Entre una cosa y otra, creo que olvidé decirle las cosas más importantes, como que llevaba toda la mañana pensando en Italo Calvino, que muchas veces recuerdo los barbapapá-cronopio, que me he apuntado a clases de italiano y que ya tengo el pelo larguísimo.

Mientras hablábamos, recibió una llamada de la familia Schiavello-Frías desde Argentina. Más nostalgia. Karina, Giusseppe, Paolo y yo acordándonos de los cuatro al mismo tiempo. No se pueden creer que no tenga instalado el Skype. Le dicen a Paolo (vía ordenador) que en Argentina están más avanzados que en España; él me lo transmite por teléfono.
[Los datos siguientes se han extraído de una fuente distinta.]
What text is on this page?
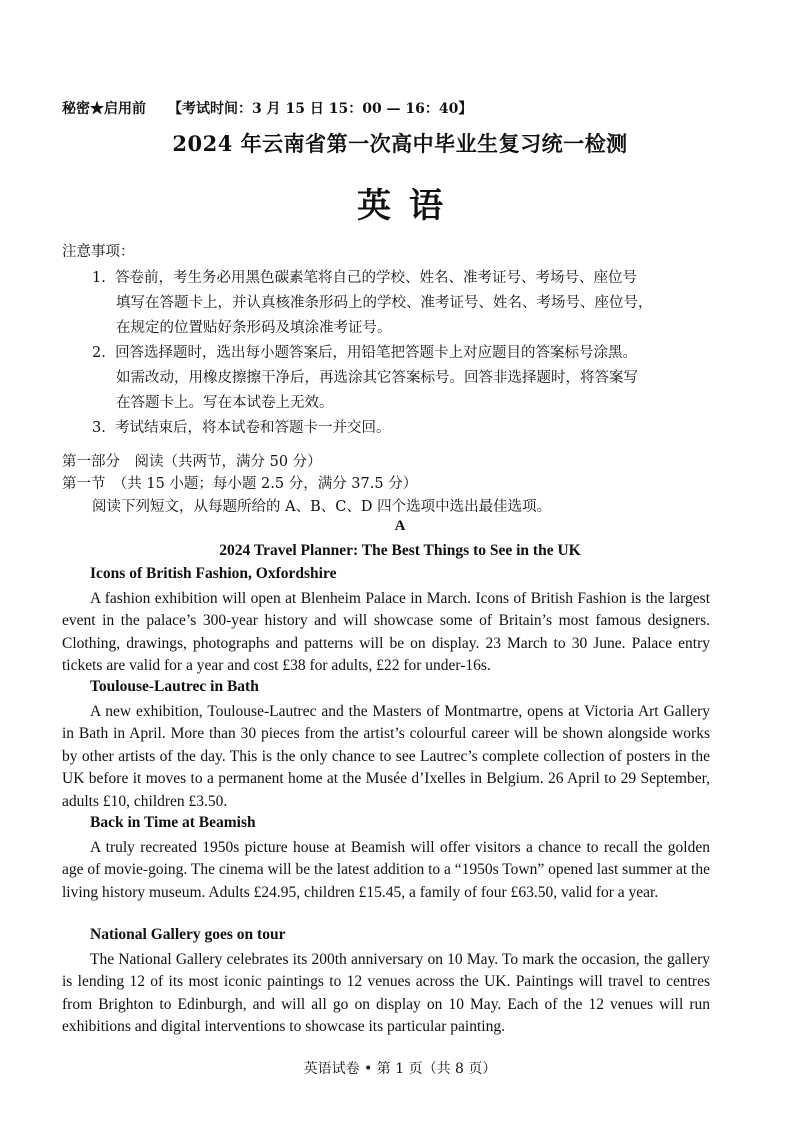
秘密★启用前 【考试时间：3 月 15 日 15：00 — 16：40】
2024 年云南省第一次高中毕业生复习统一检测
英语
注意事项：
1. 答卷前，考生务必用黑色碳素笔将自己的学校、姓名、准考证号、考场号、座位号
填写在答题卡上，并认真核准条形码上的学校、准考证号、姓名、考场号、座位号，
在规定的位置贴好条形码及填涂准考证号。
2. 回答选择题时，选出每小题答案后，用铅笔把答题卡上对应题目的答案标号涂黑。
如需改动，用橡皮擦擦干净后，再选涂其它答案标号。回答非选择题时，将答案写
在答题卡上。写在本试卷上无效。
3. 考试结束后，将本试卷和答题卡一并交回。
第一部分　阅读（共两节，满分 50 分）
第一节　（共 15 小题；每小题 2.5 分，满分 37.5 分）
阅读下列短文，从每题所给的 A、B、C、D 四个选项中选出最佳选项。
A
2024 Travel Planner: The Best Things to See in the UK
Icons of British Fashion, Oxfordshire
A fashion exhibition will open at Blenheim Palace in March. Icons of British Fashion is the largest event in the palace’s 300-year history and will showcase some of Britain’s most famous designers. Clothing, drawings, photographs and patterns will be on display. 23 March to 30 June. Palace entry tickets are valid for a year and cost £38 for adults, £22 for under-16s.
Toulouse-Lautrec in Bath
A new exhibition, Toulouse-Lautrec and the Masters of Montmartre, opens at Victoria Art Gallery in Bath in April. More than 30 pieces from the artist’s colourful career will be shown alongside works by other artists of the day. This is the only chance to see Lautrec’s complete collection of posters in the UK before it moves to a permanent home at the Musée d’Ixelles in Belgium. 26 April to 29 September, adults £10, children £3.50.
Back in Time at Beamish
A truly recreated 1950s picture house at Beamish will offer visitors a chance to recall the golden age of movie-going. The cinema will be the latest addition to a “1950s Town” opened last summer at the living history museum. Adults £24.95, children £15.45, a family of four £63.50, valid for a year.
National Gallery goes on tour
The National Gallery celebrates its 200th anniversary on 10 May. To mark the occasion, the gallery is lending 12 of its most iconic paintings to 12 venues across the UK. Paintings will travel to centres from Brighton to Edinburgh, and will all go on display on 10 May. Each of the 12 venues will run exhibitions and digital interventions to showcase its particular painting.
英语试卷 • 第 1 页（共 8 页）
Yo respondo que sin duda alguna ellos están mucho más avanzados que yo en cualquier lugar del mundo; yo, la especialista en Internet, la mujer a un ordenador pegada, sigo siendo una conservadora: prefiero la carta al teléfono, el teléfono al Skype. Me río y les prometo que sí, que pronto me modernizo.

Paolo se despide diciéndome que tiene una pizza esperándole. Ummm. Echo de menos las pizzas, las pastas y el tiramisú de Napols 195.